Understanding the Darwinian Model

        Three different historical models that account for adaptation and diversity are considered by students.  In each case, students must examine the arguments, the major inferences drawn, and the data and prior knowledge used in the inferences.  The three models are Paly's model of intellignet design; Lamarck's model of acquired charactersitcs; and Darwin's model of natural selection.  At first, each model is examined on its own, with students discouraged from making comparisons.  Students read edited selections from the authors, asnwer questions, and participate in class discussions.  They are also given the opportunity to explore the natural phenomena.  For eample, they examine fossils discussed by Lamarck and dissect an eye to examine the structure/function relationships that fascinated Paley.  Next, they compare the three models.  Comparing the assumptions of each of the models helps them see what distinguishes between natural selection and the others - how there is a naturalistic mechanism of species change.  

Using the Darwinian Model 

        During the final weeks of the course, studetns create Darwinian explanations using components of the natural selection model.  Many sources of information, such as photographs, are used.  This is done through a series of case studies.  During each study, each grup must consult with another as they develop their explanations.  In such a way, students develop a narrative that draws on available data.  They also question one another.  This leads often to multiple interpretations and refinement of thinking and language use.  
        For the final case study, students must produce an explanation for sexual dimorphism observed between male and female ring-necked phesants.  They must develop research proposals that other groups must evaluate for funding.  

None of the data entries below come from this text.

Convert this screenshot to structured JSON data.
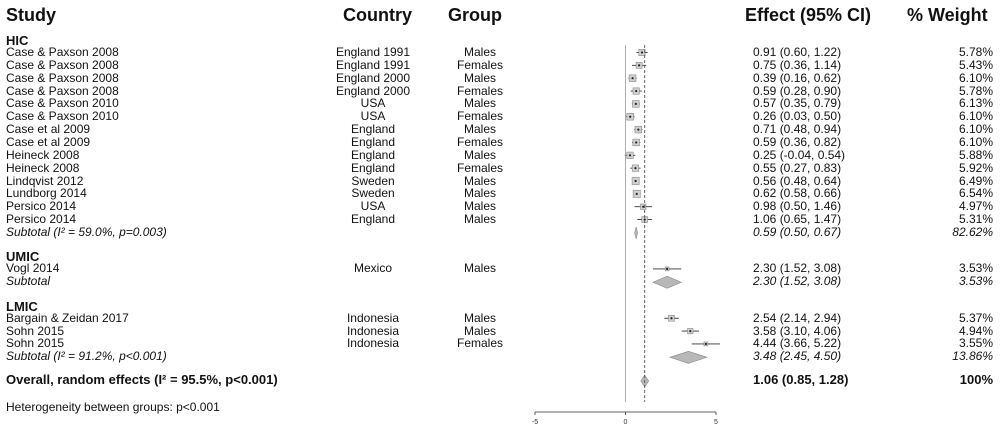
{
  "headers": {
    "study": "Study",
    "country": "Country",
    "group": "Group",
    "effect": "Effect (95% CI)",
    "weight": "% Weight"
  },
  "chart_data": {
    "type": "forest",
    "x_ticks": [
      -5,
      0,
      5
    ],
    "reference_line": 0,
    "overall_line": 1.06,
    "subgroups": [
      {
        "name": "HIC",
        "studies": [
          {
            "study": "Case & Paxson 2008",
            "country": "England 1991",
            "group": "Males",
            "effect": 0.91,
            "lo": 0.6,
            "hi": 1.22,
            "effect_text": "0.91 (0.60, 1.22)",
            "weight": 5.78,
            "weight_text": "5.78%"
          },
          {
            "study": "Case & Paxson 2008",
            "country": "England 1991",
            "group": "Females",
            "effect": 0.75,
            "lo": 0.36,
            "hi": 1.14,
            "effect_text": "0.75 (0.36, 1.14)",
            "weight": 5.43,
            "weight_text": "5.43%"
          },
          {
            "study": "Case & Paxson 2008",
            "country": "England 2000",
            "group": "Males",
            "effect": 0.39,
            "lo": 0.16,
            "hi": 0.62,
            "effect_text": "0.39 (0.16, 0.62)",
            "weight": 6.1,
            "weight_text": "6.10%"
          },
          {
            "study": "Case & Paxson 2008",
            "country": "England 2000",
            "group": "Females",
            "effect": 0.59,
            "lo": 0.28,
            "hi": 0.9,
            "effect_text": "0.59 (0.28, 0.90)",
            "weight": 5.78,
            "weight_text": "5.78%"
          },
          {
            "study": "Case & Paxson 2010",
            "country": "USA",
            "group": "Males",
            "effect": 0.57,
            "lo": 0.35,
            "hi": 0.79,
            "effect_text": "0.57 (0.35, 0.79)",
            "weight": 6.13,
            "weight_text": "6.13%"
          },
          {
            "study": "Case & Paxson 2010",
            "country": "USA",
            "group": "Females",
            "effect": 0.26,
            "lo": 0.03,
            "hi": 0.5,
            "effect_text": "0.26 (0.03, 0.50)",
            "weight": 6.1,
            "weight_text": "6.10%"
          },
          {
            "study": "Case et al 2009",
            "country": "England",
            "group": "Males",
            "effect": 0.71,
            "lo": 0.48,
            "hi": 0.94,
            "effect_text": "0.71 (0.48, 0.94)",
            "weight": 6.1,
            "weight_text": "6.10%"
          },
          {
            "study": "Case et al 2009",
            "country": "England",
            "group": "Females",
            "effect": 0.59,
            "lo": 0.36,
            "hi": 0.82,
            "effect_text": "0.59 (0.36, 0.82)",
            "weight": 6.1,
            "weight_text": "6.10%"
          },
          {
            "study": "Heineck 2008",
            "country": "England",
            "group": "Males",
            "effect": 0.25,
            "lo": -0.04,
            "hi": 0.54,
            "effect_text": "0.25 (-0.04, 0.54)",
            "weight": 5.88,
            "weight_text": "5.88%"
          },
          {
            "study": "Heineck 2008",
            "country": "England",
            "group": "Females",
            "effect": 0.55,
            "lo": 0.27,
            "hi": 0.83,
            "effect_text": "0.55 (0.27, 0.83)",
            "weight": 5.92,
            "weight_text": "5.92%"
          },
          {
            "study": "Lindqvist 2012",
            "country": "Sweden",
            "group": "Males",
            "effect": 0.56,
            "lo": 0.48,
            "hi": 0.64,
            "effect_text": "0.56 (0.48, 0.64)",
            "weight": 6.49,
            "weight_text": "6.49%"
          },
          {
            "study": "Lundborg 2014",
            "country": "Sweden",
            "group": "Males",
            "effect": 0.62,
            "lo": 0.58,
            "hi": 0.66,
            "effect_text": "0.62 (0.58, 0.66)",
            "weight": 6.54,
            "weight_text": "6.54%"
          },
          {
            "study": "Persico 2014",
            "country": "USA",
            "group": "Males",
            "effect": 0.98,
            "lo": 0.5,
            "hi": 1.46,
            "effect_text": "0.98 (0.50, 1.46)",
            "weight": 4.97,
            "weight_text": "4.97%"
          },
          {
            "study": "Persico 2014",
            "country": "England",
            "group": "Males",
            "effect": 1.06,
            "lo": 0.65,
            "hi": 1.47,
            "effect_text": "1.06 (0.65, 1.47)",
            "weight": 5.31,
            "weight_text": "5.31%"
          }
        ],
        "subtotal": {
          "label": "Subtotal (I² = 59.0%, p=0.003)",
          "effect": 0.59,
          "lo": 0.5,
          "hi": 0.67,
          "effect_text": "0.59 (0.50, 0.67)",
          "weight_text": "82.62%"
        }
      },
      {
        "name": "UMIC",
        "studies": [
          {
            "study": "Vogl 2014",
            "country": "Mexico",
            "group": "Males",
            "effect": 2.3,
            "lo": 1.52,
            "hi": 3.08,
            "effect_text": "2.30 (1.52, 3.08)",
            "weight": 3.53,
            "weight_text": "3.53%"
          }
        ],
        "subtotal": {
          "label": "Subtotal",
          "effect": 2.3,
          "lo": 1.52,
          "hi": 3.08,
          "effect_text": "2.30 (1.52, 3.08)",
          "weight_text": "3.53%"
        }
      },
      {
        "name": "LMIC",
        "studies": [
          {
            "study": "Bargain & Zeidan 2017",
            "country": "Indonesia",
            "group": "Males",
            "effect": 2.54,
            "lo": 2.14,
            "hi": 2.94,
            "effect_text": "2.54 (2.14, 2.94)",
            "weight": 5.37,
            "weight_text": "5.37%"
          },
          {
            "study": "Sohn 2015",
            "country": "Indonesia",
            "group": "Males",
            "effect": 3.58,
            "lo": 3.1,
            "hi": 4.06,
            "effect_text": "3.58 (3.10, 4.06)",
            "weight": 4.94,
            "weight_text": "4.94%"
          },
          {
            "study": "Sohn 2015",
            "country": "Indonesia",
            "group": "Females",
            "effect": 4.44,
            "lo": 3.66,
            "hi": 5.22,
            "effect_text": "4.44 (3.66, 5.22)",
            "weight": 3.55,
            "weight_text": "3.55%"
          }
        ],
        "subtotal": {
          "label": "Subtotal (I² = 91.2%, p<0.001)",
          "effect": 3.48,
          "lo": 2.45,
          "hi": 4.5,
          "effect_text": "3.48 (2.45, 4.50)",
          "weight_text": "13.86%"
        }
      }
    ],
    "overall": {
      "label": "Overall, random effects (I² = 95.5%, p<0.001)",
      "effect": 1.06,
      "lo": 0.85,
      "hi": 1.28,
      "effect_text": "1.06 (0.85, 1.28)",
      "weight_text": "100%"
    },
    "footnote": "Heterogeneity between groups: p<0.001"
  }
}
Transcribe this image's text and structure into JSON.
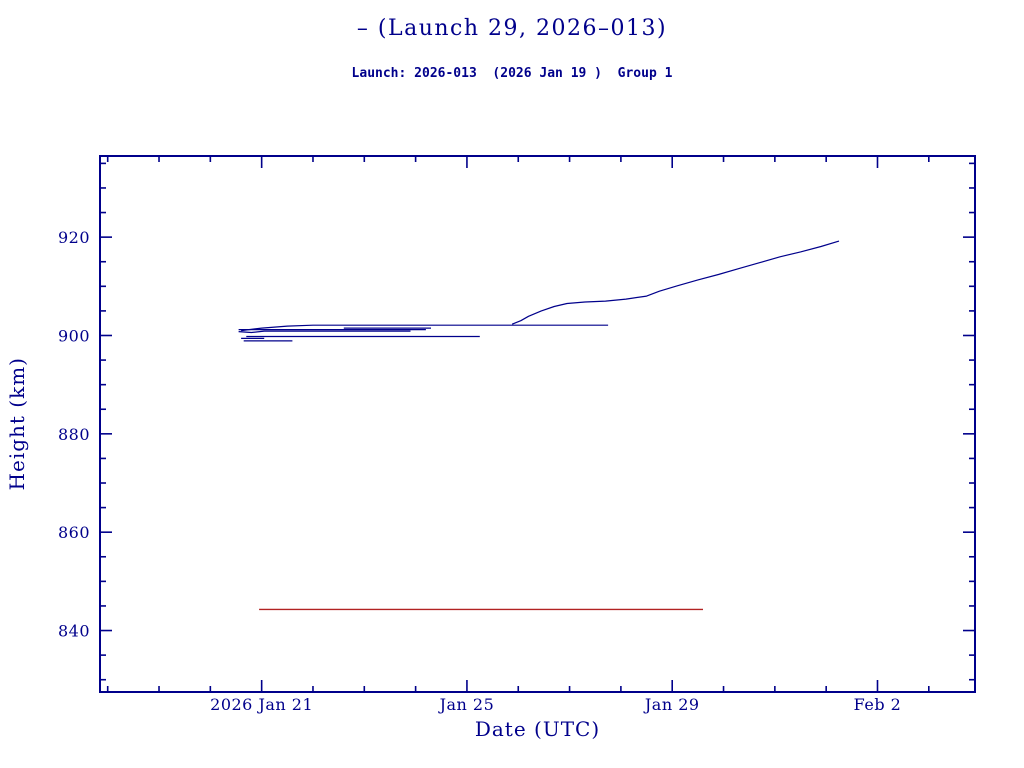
{
  "colors": {
    "axis": "#00008b",
    "text": "#00008b",
    "series_blue": "#00008b",
    "series_red": "#b22222",
    "background": "#ffffff"
  },
  "chart_data": {
    "type": "line",
    "title": "– (Launch 29, 2026–013)",
    "subtitle": "Launch: 2026-013  (2026 Jan 19 )  Group 1",
    "xlabel": "Date (UTC)",
    "ylabel": "Height (km)",
    "x_unit": "day of 2026 (Jan 21 = 21, Feb 2 = 33)",
    "xlim": [
      17.85,
      34.9
    ],
    "ylim": [
      827.5,
      936.5
    ],
    "grid": false,
    "legend": "none",
    "x_major_ticks": [
      {
        "value": 21,
        "label": "2026 Jan 21"
      },
      {
        "value": 25,
        "label": "Jan 25"
      },
      {
        "value": 29,
        "label": "Jan 29"
      },
      {
        "value": 33,
        "label": "Feb 2"
      }
    ],
    "x_minor_step": 1,
    "y_major_ticks": [
      {
        "value": 840,
        "label": "840"
      },
      {
        "value": 860,
        "label": "860"
      },
      {
        "value": 880,
        "label": "880"
      },
      {
        "value": 900,
        "label": "900"
      },
      {
        "value": 920,
        "label": "920"
      }
    ],
    "y_minor_step": 5,
    "series": [
      {
        "name": "object-trace-1",
        "color": "#00008b",
        "width": 1.2,
        "points": [
          [
            20.55,
            901.2
          ],
          [
            24.2,
            901.2
          ]
        ]
      },
      {
        "name": "object-trace-2",
        "color": "#00008b",
        "width": 1.2,
        "points": [
          [
            20.55,
            900.8
          ],
          [
            20.8,
            900.6
          ],
          [
            21.05,
            900.9
          ],
          [
            23.9,
            900.9
          ]
        ]
      },
      {
        "name": "object-trace-3",
        "color": "#00008b",
        "width": 1.2,
        "points": [
          [
            20.6,
            899.4
          ],
          [
            21.05,
            899.4
          ]
        ]
      },
      {
        "name": "object-trace-4",
        "color": "#00008b",
        "width": 1.2,
        "points": [
          [
            20.65,
            898.9
          ],
          [
            21.6,
            898.9
          ]
        ]
      },
      {
        "name": "object-trace-5",
        "color": "#00008b",
        "width": 1.2,
        "points": [
          [
            20.7,
            899.8
          ],
          [
            25.25,
            899.8
          ]
        ]
      },
      {
        "name": "object-trace-6",
        "color": "#00008b",
        "width": 1.2,
        "points": [
          [
            20.6,
            901.0
          ],
          [
            21.0,
            901.5
          ],
          [
            21.5,
            901.9
          ],
          [
            22.0,
            902.1
          ],
          [
            27.75,
            902.1
          ]
        ]
      },
      {
        "name": "object-trace-7",
        "color": "#00008b",
        "width": 1.2,
        "points": [
          [
            22.6,
            901.5
          ],
          [
            24.3,
            901.5
          ]
        ]
      },
      {
        "name": "object-trace-raising",
        "color": "#00008b",
        "width": 1.2,
        "points": [
          [
            25.88,
            902.3
          ],
          [
            26.05,
            903.0
          ],
          [
            26.2,
            903.9
          ],
          [
            26.45,
            905.0
          ],
          [
            26.7,
            905.9
          ],
          [
            26.95,
            906.5
          ],
          [
            27.3,
            906.8
          ],
          [
            27.7,
            907.0
          ],
          [
            28.1,
            907.4
          ],
          [
            28.5,
            908.0
          ],
          [
            28.75,
            909.0
          ],
          [
            29.1,
            910.1
          ],
          [
            29.5,
            911.3
          ],
          [
            29.9,
            912.4
          ],
          [
            30.3,
            913.6
          ],
          [
            30.7,
            914.8
          ],
          [
            31.1,
            916.0
          ],
          [
            31.5,
            917.0
          ],
          [
            31.9,
            918.1
          ],
          [
            32.25,
            919.2
          ]
        ]
      },
      {
        "name": "reference-line-red",
        "color": "#b22222",
        "width": 1.4,
        "points": [
          [
            20.95,
            844.3
          ],
          [
            29.6,
            844.3
          ]
        ]
      }
    ]
  }
}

        By the end of the course, students reason in sophisticated ways about inheritance and evolutionary patterns.  This is due in large measure to careful attention to core disciplinary knoweldge, as well  as persistent attention to students' preconceptions.  The instructional activites highlight a classroom environment that is kowledge-centered in putting core concepts with scientific approaches together.  
        The use of frequent dialogue helped the teachers continually monitor students thinking and to make instructional changes to build on students' weaknesses.  
        Formal and authentic assessments were embedded.  This becomes possible when students constantly need to articulate the process of arriving at a solution.  There were also several formal assessments as well as many written tasks.  In the evolution unit, at the end students had to write a Darwinian explanation for the color of Polar Bears.  
        A scientific classroom community was built by collaboration and questioning being emphazised.  Using the model approach students were involved in an intellectual process.  Metacognitive reflection helped develop this at well.  
        This was all helped out by the idea of learning for understanding.  Most studetns know the "game of school" quite well, and are adept at memorizing and reiterating information.  Developing systematic ways for students to critique themselves and others' ideas contributed as well.  


              For students to develop deep understanding all four principles must be at play.  Even students in school can develop sophisticated and complex arguments.  There have been calls for studetns to be "engaged in inquiry" by the National Science Educaiton Standards.